Guest column: Thankful for lawsuit against Regional Plan
February 22, 2013
My name is Ellie Waller. I am writing as a volunteer on behalf of many community members concerned about the future of Lake Tahoe.
I attended the vast majority of the Regional Plan Update meetings held by many boards and committees. I participated in the public process and submitted more than 100 pages of comments as well as giving public testimony.
I’d like you to read this with an open mind.
A Research Summary conducted by Cromer Research Group between June 22, 2004, and Jan 27, 2005, utilized eight focus groups: two from inside the basin with north and south shore residents; six groups from outside the basin (Sacramento suburbs, El Dorado Hills residents, Placerville residents, Northern Nevada residents, Los Angeles and Bay Area residents).

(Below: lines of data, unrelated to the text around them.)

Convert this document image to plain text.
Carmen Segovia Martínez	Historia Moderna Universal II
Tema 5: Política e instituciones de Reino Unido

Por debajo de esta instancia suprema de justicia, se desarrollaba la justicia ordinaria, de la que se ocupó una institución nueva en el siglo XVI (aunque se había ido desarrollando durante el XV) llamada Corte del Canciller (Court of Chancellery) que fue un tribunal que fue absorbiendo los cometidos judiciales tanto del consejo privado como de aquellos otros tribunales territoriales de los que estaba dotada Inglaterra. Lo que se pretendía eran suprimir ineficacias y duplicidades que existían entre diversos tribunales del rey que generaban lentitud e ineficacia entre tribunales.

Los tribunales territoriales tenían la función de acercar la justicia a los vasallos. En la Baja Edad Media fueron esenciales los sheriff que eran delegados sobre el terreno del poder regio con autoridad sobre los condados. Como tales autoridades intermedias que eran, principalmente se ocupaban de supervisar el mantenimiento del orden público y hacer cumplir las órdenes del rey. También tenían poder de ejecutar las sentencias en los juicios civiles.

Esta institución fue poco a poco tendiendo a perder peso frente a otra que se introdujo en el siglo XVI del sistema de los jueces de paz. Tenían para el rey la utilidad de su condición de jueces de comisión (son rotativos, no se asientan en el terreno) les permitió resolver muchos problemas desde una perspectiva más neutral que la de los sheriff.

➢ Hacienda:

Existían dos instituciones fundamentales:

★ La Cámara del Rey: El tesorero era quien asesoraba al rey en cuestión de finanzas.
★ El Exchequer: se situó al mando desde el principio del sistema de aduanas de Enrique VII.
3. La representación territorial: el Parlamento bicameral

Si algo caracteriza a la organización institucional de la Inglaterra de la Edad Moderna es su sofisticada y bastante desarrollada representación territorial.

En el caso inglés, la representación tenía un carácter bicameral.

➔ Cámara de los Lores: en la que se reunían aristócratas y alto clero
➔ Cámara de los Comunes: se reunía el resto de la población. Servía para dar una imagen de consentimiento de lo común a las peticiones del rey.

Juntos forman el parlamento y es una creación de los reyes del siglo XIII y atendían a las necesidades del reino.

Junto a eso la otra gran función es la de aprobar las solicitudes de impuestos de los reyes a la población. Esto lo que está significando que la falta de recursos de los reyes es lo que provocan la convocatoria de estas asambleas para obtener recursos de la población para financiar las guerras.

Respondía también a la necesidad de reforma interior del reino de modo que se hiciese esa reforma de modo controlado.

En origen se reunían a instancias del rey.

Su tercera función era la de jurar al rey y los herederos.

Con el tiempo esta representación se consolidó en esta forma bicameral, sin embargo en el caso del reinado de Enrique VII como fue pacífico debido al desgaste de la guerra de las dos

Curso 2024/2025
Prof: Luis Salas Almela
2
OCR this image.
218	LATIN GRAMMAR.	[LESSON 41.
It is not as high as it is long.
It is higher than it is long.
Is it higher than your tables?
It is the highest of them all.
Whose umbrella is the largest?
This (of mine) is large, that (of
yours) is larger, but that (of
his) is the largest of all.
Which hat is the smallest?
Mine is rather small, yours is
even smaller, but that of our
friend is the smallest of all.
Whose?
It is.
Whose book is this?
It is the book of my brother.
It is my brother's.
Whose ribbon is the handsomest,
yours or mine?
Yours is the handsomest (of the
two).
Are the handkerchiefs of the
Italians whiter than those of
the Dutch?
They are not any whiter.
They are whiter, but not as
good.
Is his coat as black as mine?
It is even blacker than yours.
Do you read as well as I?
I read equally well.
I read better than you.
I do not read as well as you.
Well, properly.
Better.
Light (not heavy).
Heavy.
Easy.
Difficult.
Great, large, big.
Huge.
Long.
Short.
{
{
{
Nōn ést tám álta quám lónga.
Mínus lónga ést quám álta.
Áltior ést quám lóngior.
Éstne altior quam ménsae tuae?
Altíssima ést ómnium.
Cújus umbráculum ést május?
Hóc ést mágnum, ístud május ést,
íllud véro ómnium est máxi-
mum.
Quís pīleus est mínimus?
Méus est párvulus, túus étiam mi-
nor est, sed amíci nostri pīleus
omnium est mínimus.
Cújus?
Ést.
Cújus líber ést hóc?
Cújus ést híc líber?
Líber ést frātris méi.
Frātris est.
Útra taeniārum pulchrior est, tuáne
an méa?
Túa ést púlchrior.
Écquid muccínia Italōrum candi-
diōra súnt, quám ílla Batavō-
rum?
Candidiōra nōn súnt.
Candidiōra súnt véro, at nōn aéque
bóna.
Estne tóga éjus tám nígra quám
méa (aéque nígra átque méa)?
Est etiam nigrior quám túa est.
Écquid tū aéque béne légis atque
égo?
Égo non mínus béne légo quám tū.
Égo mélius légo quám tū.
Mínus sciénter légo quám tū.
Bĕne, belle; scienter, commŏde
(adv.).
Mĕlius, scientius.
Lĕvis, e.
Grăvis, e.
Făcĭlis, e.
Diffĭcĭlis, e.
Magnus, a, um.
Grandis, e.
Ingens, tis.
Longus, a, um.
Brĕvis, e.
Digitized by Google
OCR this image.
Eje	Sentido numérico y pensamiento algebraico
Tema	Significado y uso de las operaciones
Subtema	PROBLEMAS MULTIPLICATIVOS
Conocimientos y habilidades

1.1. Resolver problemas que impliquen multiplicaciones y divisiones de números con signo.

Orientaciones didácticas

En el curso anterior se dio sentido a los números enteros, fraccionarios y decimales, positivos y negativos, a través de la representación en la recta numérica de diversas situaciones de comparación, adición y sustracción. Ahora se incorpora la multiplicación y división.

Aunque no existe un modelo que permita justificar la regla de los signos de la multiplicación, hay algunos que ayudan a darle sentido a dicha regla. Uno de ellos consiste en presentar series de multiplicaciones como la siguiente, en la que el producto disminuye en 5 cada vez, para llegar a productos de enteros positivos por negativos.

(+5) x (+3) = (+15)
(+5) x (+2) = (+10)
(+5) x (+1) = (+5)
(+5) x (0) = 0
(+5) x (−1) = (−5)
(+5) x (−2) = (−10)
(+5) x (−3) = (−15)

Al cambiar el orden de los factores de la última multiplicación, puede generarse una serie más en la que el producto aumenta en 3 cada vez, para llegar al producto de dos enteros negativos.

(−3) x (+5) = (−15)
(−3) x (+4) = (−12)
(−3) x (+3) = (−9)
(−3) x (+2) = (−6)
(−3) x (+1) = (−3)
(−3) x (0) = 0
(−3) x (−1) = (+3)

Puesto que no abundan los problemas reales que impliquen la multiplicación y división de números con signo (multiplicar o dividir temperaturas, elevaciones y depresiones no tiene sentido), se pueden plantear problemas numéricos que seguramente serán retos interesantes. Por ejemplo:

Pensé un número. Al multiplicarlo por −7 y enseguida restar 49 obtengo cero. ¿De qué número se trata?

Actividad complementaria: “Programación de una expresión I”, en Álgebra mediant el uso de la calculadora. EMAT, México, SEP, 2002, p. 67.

Common themes covered: Transportation; Scenic Resources; Wildfire Prevention; Environmental Degradation sources; and Regulations at Lake Tahoe. A strategic telephone survey included 1,800 interviews: A Nevada statewide 600 sample, a California statewide 700 sample, an in-basin residents 400 sample, and a California landowners 100 sample.
In January 2005, Pathway 2007 hosted five public workshops to gather feedback. Combined outreach obtained feedback from approximately 2,500 people.
The collaborative effort reported common themes:
1) The desire for more walking and hiking paths around Lake Tahoe,
2) The desire to better understand rules and regulations and for less complexity,
3) The frustration with increased traffic congestion at Lake Tahoe; and
4) The goal to keep Tahoe a rural, wild place that is unlike surrounding cities and metropolitan areas.
I will let the readers decide if the Regional Plan Update and revised Code of Ordinances have captured the Pathway results of public opinion for the public’s vision of Lake Tahoe for the future.
Many have read the Karlton Ruling (Judge Karlton is the Federal Judge who decided the legal challenge between the League to Save Lake Tahoe and Sierra Club against the TRPA over shorezone issues). The summary judgment is a careful and substantive decision compiled in 66 pages. The heart of the decision is not about legal technicalities or about property rights. Rather, it is about the central mission of the agency as stated in the Compact: “to achieve and maintain the environmental threshold carrying capacities for the region, in a manner that permits orderly growth and development consistent with those capacities.”
Thresholds are defined in the Compact: “Environmental threshold carrying capacity” means an environmental standard necessary to maintain a significant scenic, recreational, educational, scientific or natural value of the region or to maintain public health and safety within the region. Such standards shall include but not be limited to standards for air quality, water quality, soil conservation, vegetation preservation and noise.
We have seen statements from the agencies that are supposed to protect Tahoe actually expressing disappointment with Karlton’s decision. Unfortunately, the Regional Plan Update adopted in December flies in the face of Karlton’s words. The Regional Plan must only permit appropriate orderly growth and development within the framework of said plan, which must achieve and maintain the environmental threshold carrying capacities.
The judge’s ruling provided an opportunity to refocus attention on the reasons govs. Reagan and Laxalt established this agency in the first place – to save a pristine Tahoe for future generations. The job they envisioned has not yet been accomplished.
I would like to thank Earthjustice, the Sierra Club and Friends of West Shore along with many others for expecting nothing less than a Regional Plan Update that accurately reflects protections that achieve and maintain the environmental threshold carrying capacities.
– Ellie Waller is a Tahoe Vista resident and executive director of the Friends of Tahoe Vista.